We had heard that Kuzma put in the very first passenger bridge in the United States, and there’s no doubt he put in the first one at LGA. But the very first? Clear across the country, San Francisco Airport lays claim to the country’s first passenger bridge also installed in 1959.

“Yeah, they may have been putting them in there, too,” Kuzma adds. But whatever the exact date, it didn’t really matter to Kuzma since he went into the business himself installing the bridges and air cargo systems along the East Coast during the 1960s.

“I had no competition,” he laughs. “No one knew about this equipment at the time.” Still, to be on the safe side, he named his company “Abbott” because “A” comes before “K” in the Yellow Pages.

As it turns out, there’s at least one GSP who isn’t even from the GSE industry. We found out the back story to a man on the peripheral of a product even though it bears his own last name.

Col. Gail Halvorsen, a retired career officer in the U.S. Air Force, was known as the original “Candy Bomber” during the Berlin airlift, which provided 4,700 tons of food and supplies to the city between 1948-1949.

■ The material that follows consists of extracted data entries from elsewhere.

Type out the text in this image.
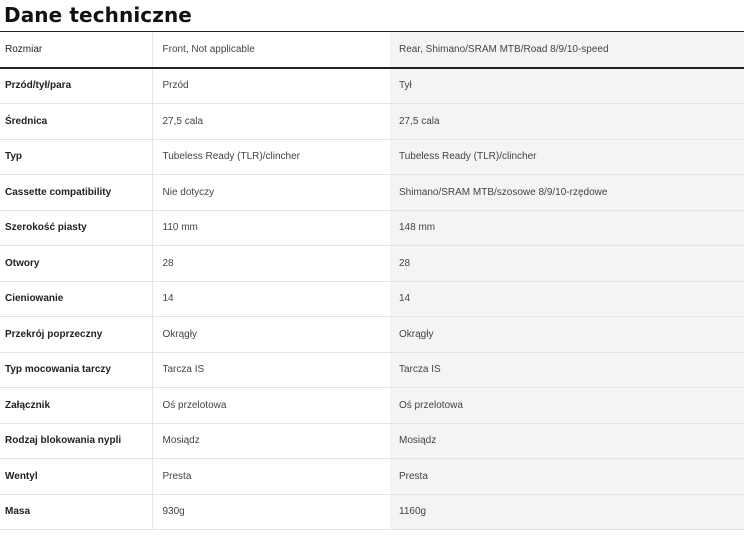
Dane techniczne
Rozmiar	Front, Not applicable	Rear, Shimano/SRAM MTB/Road 8/9/10-speed
Przód/tył/para	Przód	Tył
Średnica	27,5 cala	27,5 cala
Typ	Tubeless Ready (TLR)/clincher	Tubeless Ready (TLR)/clincher
Cassette compatibility	Nie dotyczy	Shimano/SRAM MTB/szosowe 8/9/10-rzędowe
Szerokość piasty	110 mm	148 mm
Otwory	28	28
Cieniowanie	14	14
Przekrój poprzeczny	Okrągły	Okrągły
Typ mocowania tarczy	Tarcza IS	Tarcza IS
Załącznik	Oś przelotowa	Oś przelotowa
Rodzaj blokowania nypli	Mosiądz	Mosiądz
Wentyl	Presta	Presta
Masa	930g	1160g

Shortly before he landed at the Tempelhof Airport, Halvorsen would drop candy attached to the parachutes to children living near the site. Since children couldn’t tell one plane from another, Halvorsen would wiggle the wings of his plane. That led to his nickname, “Onkel Wackelflugel” or Uncle Wiggly Wings.

His action inspired other pilots to do the same. Eventually the candy drops were made official. After press back in America led to public donations, Halvorsen was able to drop 850 pounds of candy. By the end of the airlift, the military figured pilots had dropped 23 tons of candy.

Halvorsen went on to become the commander of the Tempelhof Air Base, and cement relations with post-war Germany.

In honor of the man, the U.S. Air Force named its next generation loaders. The first Halvorsen loaders were delivered in 2000.

We’ll continue to remember the equipment and people that make the industry throughout the rest of 2013.